Int J Clin Exp Pathol. 2013 Sep 15;6(10):2251-6. eCollection 2013.
Perivascular epithelioid cell tumors (PEComas) are a rare type of mesenchymal neoplasms characterized by a proliferation of perivascular cells with an epithelioid phenotype and expression of myo-melanocytic markers. The majority of PEComas seem to be benign and usually their prognosis is good. Malignant cases are extremely rare, exhibiting a malignant course with local recurrences and distant metastases. We herein report a case of a malignant PEComa arising in the retroperitoneum. The patient was a 55-year-old woman experiencing abdominal discomfort for approximately one month. Ultrasound and computer tomography (CT) scans of the abdomen revealed a solid mass arising from the retroperitoneum. Microscopically, the tumor was composed of epithelioid cells mixed with spindled cells. The nucleus had significant atypia, and the mitoses were obvious. The focal intravascular tumor embolus was visible. Immunohistochemically, the epithelioid tumor cells were positive for HMB45 and Melan-A, and the spindled tumor celLs were positive for SMA and desmin. Seven months after a surgical resection, an ultrasound revealed liver metastases. In conclusion, the malignant PEComas of the retroperitoneum is a very rare neoplasm with unique morphological and immunohistochemical characteristics. It should be differentiated from other epithelioid cell tumors of the retroperitoneum.

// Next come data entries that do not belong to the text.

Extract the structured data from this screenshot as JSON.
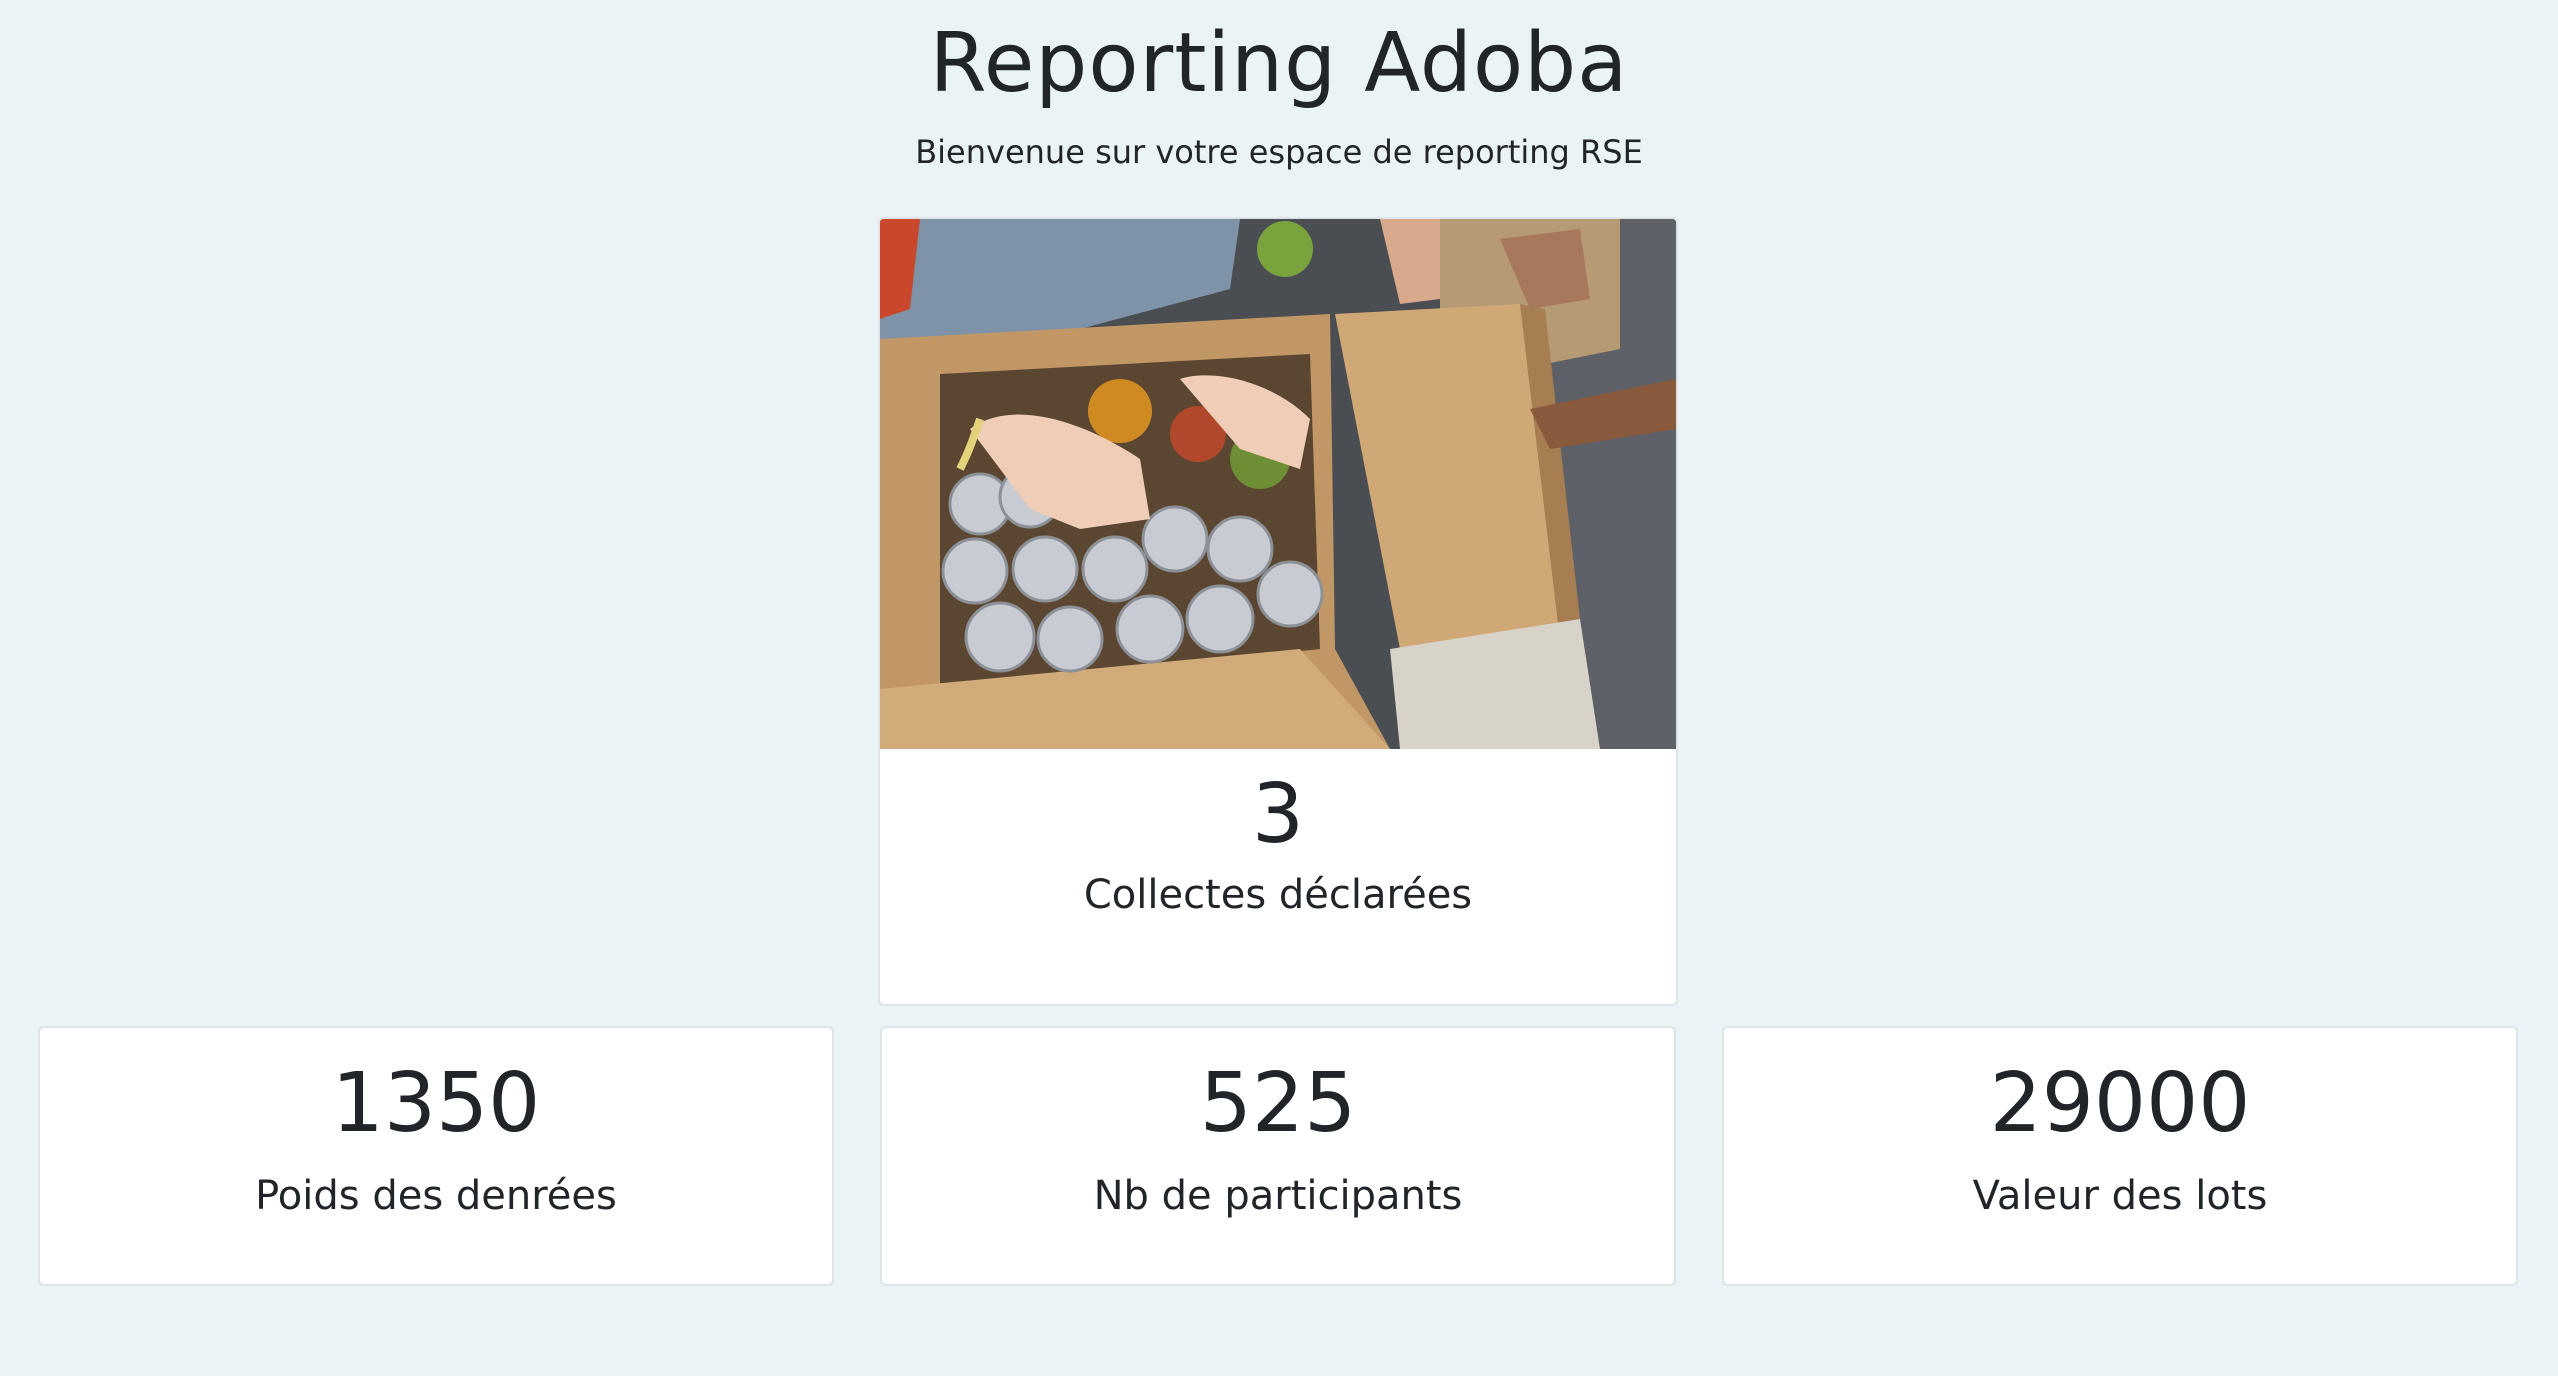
{
  "page": {
    "title": "Reporting Adoba",
    "subtitle": "Bienvenue sur votre espace de reporting RSE"
  },
  "featured_card": {
    "image_icon": "food-donation-photo",
    "value": "3",
    "label": "Collectes déclarées"
  },
  "stats": [
    {
      "value": "1350",
      "label": "Poids des denrées"
    },
    {
      "value": "525",
      "label": "Nb de participants"
    },
    {
      "value": "29000",
      "label": "Valeur des lots"
    }
  ],
  "colors": {
    "background": "#eaf4f6",
    "card": "#ffffff",
    "text": "#212529",
    "border": "#dde3e6"
  }
}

血管周上皮样细胞肿瘤(PEComas)是一种罕见的间叶性肿瘤,其特征为具有上皮样表型的血管周细胞增殖,并表达肌黑色素细胞标志物。大多数PEComas似乎是良性的,通常预后良好。恶性病例极为罕见,表现为恶性病程,伴有局部复发和远处转移。我们在此报告一例发生于腹膜后的恶性PEComa病例。患者为一名55岁女性,腹部不适约1个月。腹部超声和计算机断层扫描(CT)显示腹膜后有一实性肿块。显微镜下,肿瘤由上皮样细胞和梭形细胞混合组成。细胞核有明显异型性,有丝分裂明显。可见局灶性血管内肿瘤栓子。免疫组化显示,上皮样肿瘤细胞HMB45和Melan - A呈阳性,梭形肿瘤细胞SMA和结蛋白呈阳性。手术切除7个月后,超声显示肝转移。总之,腹膜后的恶性PEComas是一种非常罕见的肿瘤,具有独特的形态学和免疫组化特征。它应与腹膜后的其他上皮样细胞肿瘤相鉴别。